Some 8.7 million British workers have been furloughed since the current crisis began – around a quarter of the workforce.

Under the terms of the furlough scheme, employees receive 80 per cent of their usual wages, up to £2,500 a month, from the government. A further 2.5 million claims have been made under the “Self-Employment Income Support Scheme”.

Both schemes are set to continue until October, though employers will be asked to cover some of the costs from August.

We will never know for certain what would have happened if the government had not intervened – but it seems likely that the lockdown would have put many more in the dole queue if they hadn’t.

Which regions of the UK have been hardest hit?

Every region of the UK saw the number of people claiming unemployment benefits increase as a proportion of the population between March and April – with the North East, Wales and Northern Ireland particularly hard-hit.

So what effect have these changes had on the overall proportion of people claiming unemployment benefits?

The North East, which already had the highest rate of claimants before lockdown began, remains at the top of this unhappy table. Some nine per cent of adults in the region claimed unemployment benefits in April 2020, according to ONS experimental data – up from 5.9 per cent the previous month.

The graph below shows each region’s figures for March (in purple) and April (in pink).

Proportionately, the South East (excluding London) has the lowest claimant count of any region as a proportion of its population: 4.5 per cent. Though it too has seen a significant rise since March, when the figure was 2.4 per cent.
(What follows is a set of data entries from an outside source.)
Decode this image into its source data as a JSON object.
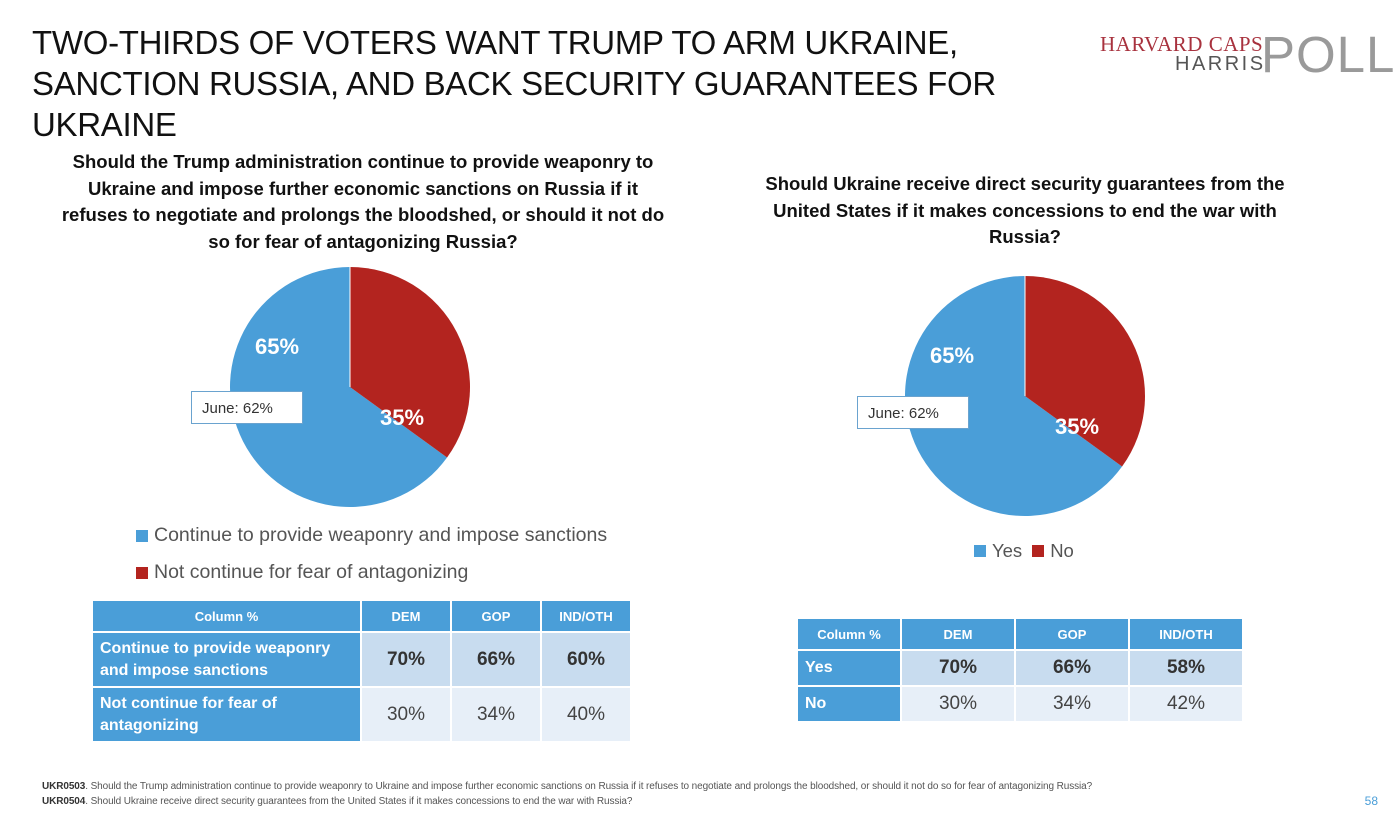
{
  "title": "TWO-THIRDS OF VOTERS WANT TRUMP TO ARM UKRAINE, SANCTION RUSSIA, AND BACK SECURITY GUARANTEES FOR UKRAINE",
  "logo": {
    "line1": "HARVARD CAPS",
    "line2": "HARRIS",
    "line3": "POLL"
  },
  "colors": {
    "blue": "#4a9ed8",
    "red": "#b3241f"
  },
  "chart_data": [
    {
      "type": "pie",
      "title": "Should the Trump administration continue to provide weaponry to Ukraine and impose further economic sanctions on Russia if it refuses to negotiate and prolongs the bloodshed, or should it not do so for fear of antagonizing Russia?",
      "slices": [
        {
          "label": "Continue to provide weaponry and impose sanctions",
          "value": 65,
          "display": "65%",
          "color": "#4a9ed8"
        },
        {
          "label": "Not continue for fear of antagonizing",
          "value": 35,
          "display": "35%",
          "color": "#b3241f"
        }
      ],
      "annotation": "June: 62%",
      "legend": [
        "Continue to provide weaponry and impose sanctions",
        "Not continue for fear of antagonizing"
      ]
    },
    {
      "type": "pie",
      "title": "Should Ukraine receive direct security guarantees from the United States if it makes concessions to end the war with Russia?",
      "slices": [
        {
          "label": "Yes",
          "value": 65,
          "display": "65%",
          "color": "#4a9ed8"
        },
        {
          "label": "No",
          "value": 35,
          "display": "35%",
          "color": "#b3241f"
        }
      ],
      "annotation": "June: 62%",
      "legend": [
        "Yes",
        "No"
      ]
    }
  ],
  "tables": [
    {
      "headers": [
        "Column %",
        "DEM",
        "GOP",
        "IND/OTH"
      ],
      "rows": [
        {
          "label": "Continue to provide weaponry and impose sanctions",
          "values": [
            "70%",
            "66%",
            "60%"
          ]
        },
        {
          "label": "Not continue for fear of antagonizing",
          "values": [
            "30%",
            "34%",
            "40%"
          ]
        }
      ]
    },
    {
      "headers": [
        "Column %",
        "DEM",
        "GOP",
        "IND/OTH"
      ],
      "rows": [
        {
          "label": "Yes",
          "values": [
            "70%",
            "66%",
            "58%"
          ]
        },
        {
          "label": "No",
          "values": [
            "30%",
            "34%",
            "42%"
          ]
        }
      ]
    }
  ],
  "footnotes": [
    {
      "code": "UKR0503",
      "text": ". Should the Trump administration continue to provide weaponry to Ukraine and impose further economic sanctions on Russia if it refuses to negotiate and prolongs the bloodshed, or should it not do so for fear of antagonizing Russia?"
    },
    {
      "code": "UKR0504",
      "text": ". Should Ukraine receive direct security guarantees from the United States if it makes concessions to end the war with Russia?"
    }
  ],
  "page_number": "58"
}
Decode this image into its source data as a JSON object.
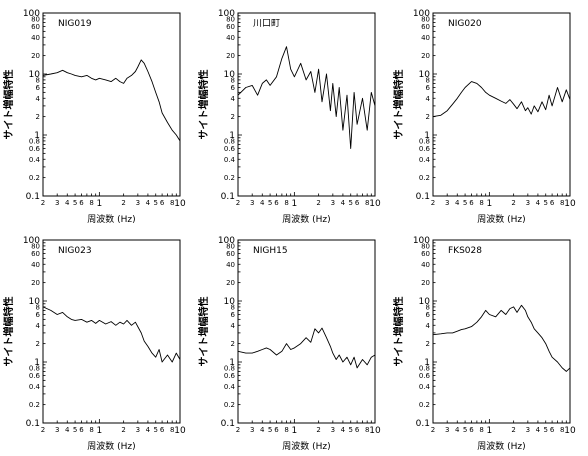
{
  "figure": {
    "y_axis_label": "サイト増幅特性",
    "x_axis_label": "周波数 (Hz)"
  },
  "chart_data": [
    {
      "type": "line",
      "title": "NIG019",
      "xscale": "log",
      "yscale": "log",
      "xlim": [
        0.2,
        10
      ],
      "ylim": [
        0.1,
        100
      ],
      "xlabel": "周波数 (Hz)",
      "ylabel": "サイト増幅特性",
      "x": [
        0.2,
        0.25,
        0.3,
        0.35,
        0.4,
        0.45,
        0.5,
        0.6,
        0.7,
        0.8,
        0.9,
        1.0,
        1.2,
        1.4,
        1.6,
        1.8,
        2.0,
        2.2,
        2.5,
        2.8,
        3.0,
        3.3,
        3.6,
        4.0,
        4.5,
        5.0,
        5.5,
        6.0,
        7.0,
        8.0,
        9.0,
        10.0
      ],
      "y": [
        9.5,
        10,
        10.5,
        11.5,
        10.5,
        10,
        9.5,
        9,
        9.5,
        8.5,
        8,
        8.5,
        8,
        7.5,
        8.5,
        7.5,
        7,
        8.5,
        9.5,
        11,
        13,
        17,
        15,
        11,
        7.5,
        5,
        3.5,
        2.3,
        1.6,
        1.2,
        1.0,
        0.8
      ]
    },
    {
      "type": "line",
      "title": "川口町",
      "xscale": "log",
      "yscale": "log",
      "xlim": [
        0.2,
        10
      ],
      "ylim": [
        0.1,
        100
      ],
      "xlabel": "周波数 (Hz)",
      "ylabel": "サイト増幅特性",
      "x": [
        0.2,
        0.25,
        0.3,
        0.35,
        0.4,
        0.45,
        0.5,
        0.6,
        0.7,
        0.8,
        0.9,
        1.0,
        1.2,
        1.4,
        1.6,
        1.8,
        2.0,
        2.2,
        2.5,
        2.8,
        3.0,
        3.3,
        3.6,
        4.0,
        4.5,
        5.0,
        5.5,
        6.0,
        7.0,
        8.0,
        9.0,
        10.0
      ],
      "y": [
        4.5,
        6,
        6.5,
        4.5,
        7,
        8,
        6.5,
        9,
        18,
        28,
        12,
        9,
        15,
        8,
        11,
        5,
        12,
        3.5,
        10,
        2.5,
        7,
        2,
        6,
        1.2,
        4.5,
        0.6,
        5,
        1.5,
        4,
        1.2,
        5,
        3
      ]
    },
    {
      "type": "line",
      "title": "NIG020",
      "xscale": "log",
      "yscale": "log",
      "xlim": [
        0.2,
        10
      ],
      "ylim": [
        0.1,
        100
      ],
      "xlabel": "周波数 (Hz)",
      "ylabel": "サイト増幅特性",
      "x": [
        0.2,
        0.25,
        0.3,
        0.35,
        0.4,
        0.45,
        0.5,
        0.6,
        0.7,
        0.8,
        0.9,
        1.0,
        1.2,
        1.4,
        1.6,
        1.8,
        2.0,
        2.2,
        2.5,
        2.8,
        3.0,
        3.3,
        3.6,
        4.0,
        4.5,
        5.0,
        5.5,
        6.0,
        7.0,
        8.0,
        9.0,
        10.0
      ],
      "y": [
        2,
        2.1,
        2.5,
        3.2,
        4,
        5,
        6,
        7.5,
        7,
        6,
        5,
        4.5,
        4,
        3.6,
        3.3,
        3.8,
        3.2,
        2.7,
        3.5,
        2.5,
        2.8,
        2.2,
        3,
        2.4,
        3.5,
        2.6,
        4.5,
        3,
        6,
        3.5,
        5.5,
        3.8
      ]
    },
    {
      "type": "line",
      "title": "NIG023",
      "xscale": "log",
      "yscale": "log",
      "xlim": [
        0.2,
        10
      ],
      "ylim": [
        0.1,
        100
      ],
      "xlabel": "周波数 (Hz)",
      "ylabel": "サイト増幅特性",
      "x": [
        0.2,
        0.25,
        0.3,
        0.35,
        0.4,
        0.45,
        0.5,
        0.6,
        0.7,
        0.8,
        0.9,
        1.0,
        1.2,
        1.4,
        1.6,
        1.8,
        2.0,
        2.2,
        2.5,
        2.8,
        3.0,
        3.3,
        3.6,
        4.0,
        4.5,
        5.0,
        5.5,
        6.0,
        7.0,
        8.0,
        9.0,
        10.0
      ],
      "y": [
        8,
        7,
        6,
        6.5,
        5.5,
        5,
        4.8,
        5,
        4.5,
        4.8,
        4.3,
        4.8,
        4.2,
        4.6,
        4,
        4.5,
        4.2,
        4.8,
        4,
        4.5,
        3.8,
        3,
        2.2,
        1.8,
        1.4,
        1.2,
        1.6,
        1.0,
        1.3,
        1.0,
        1.4,
        1.1
      ]
    },
    {
      "type": "line",
      "title": "NIGH15",
      "xscale": "log",
      "yscale": "log",
      "xlim": [
        0.2,
        10
      ],
      "ylim": [
        0.1,
        100
      ],
      "xlabel": "周波数 (Hz)",
      "ylabel": "サイト増幅特性",
      "x": [
        0.2,
        0.25,
        0.3,
        0.35,
        0.4,
        0.45,
        0.5,
        0.6,
        0.7,
        0.8,
        0.9,
        1.0,
        1.2,
        1.4,
        1.6,
        1.8,
        2.0,
        2.2,
        2.5,
        2.8,
        3.0,
        3.3,
        3.6,
        4.0,
        4.5,
        5.0,
        5.5,
        6.0,
        7.0,
        8.0,
        9.0,
        10.0
      ],
      "y": [
        1.5,
        1.4,
        1.4,
        1.5,
        1.6,
        1.7,
        1.6,
        1.3,
        1.5,
        2,
        1.6,
        1.7,
        2,
        2.5,
        2.1,
        3.5,
        3,
        3.6,
        2.5,
        1.8,
        1.4,
        1.1,
        1.3,
        1.0,
        1.2,
        0.9,
        1.2,
        0.8,
        1.1,
        0.9,
        1.2,
        1.3
      ]
    },
    {
      "type": "line",
      "title": "FKS028",
      "xscale": "log",
      "yscale": "log",
      "xlim": [
        0.2,
        10
      ],
      "ylim": [
        0.1,
        100
      ],
      "xlabel": "周波数 (Hz)",
      "ylabel": "サイト増幅特性",
      "x": [
        0.2,
        0.25,
        0.3,
        0.35,
        0.4,
        0.45,
        0.5,
        0.6,
        0.7,
        0.8,
        0.9,
        1.0,
        1.2,
        1.4,
        1.6,
        1.8,
        2.0,
        2.2,
        2.5,
        2.8,
        3.0,
        3.3,
        3.6,
        4.0,
        4.5,
        5.0,
        5.5,
        6.0,
        7.0,
        8.0,
        9.0,
        10.0
      ],
      "y": [
        2.8,
        2.9,
        3,
        3,
        3.2,
        3.4,
        3.5,
        3.8,
        4.5,
        5.5,
        7,
        6,
        5.5,
        7,
        6,
        7.5,
        8,
        6.5,
        8.5,
        7,
        5.5,
        4.5,
        3.5,
        3,
        2.5,
        2,
        1.5,
        1.2,
        1.0,
        0.8,
        0.7,
        0.8
      ]
    }
  ]
}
What can we expect from the rest of 2020?

The independent Office for Budget Responsibility (OBR) has produced some initial estimates of what the rest of 2020 might hold for the UK economy. The analysts are keen to stress that these are “broad-brush” predictions and should be treated with caution.

With these caveats in mind, the OBR estimates that UK GDP – the combined value of all the goods and services in the whole economy – will fall by 35 per cent in the second quarter of this year, before rising by 27 per cent in the three months after that.

It’s hard to convey in words how unusual both of these changes would be, so let’s put them in context with a graph that stretches back 50 years:

The OBR estimates that the UK unemployment rate could rise to 10 per cent in the second quarter of this year, before declining slightly to 8.5 per cent in the following three months.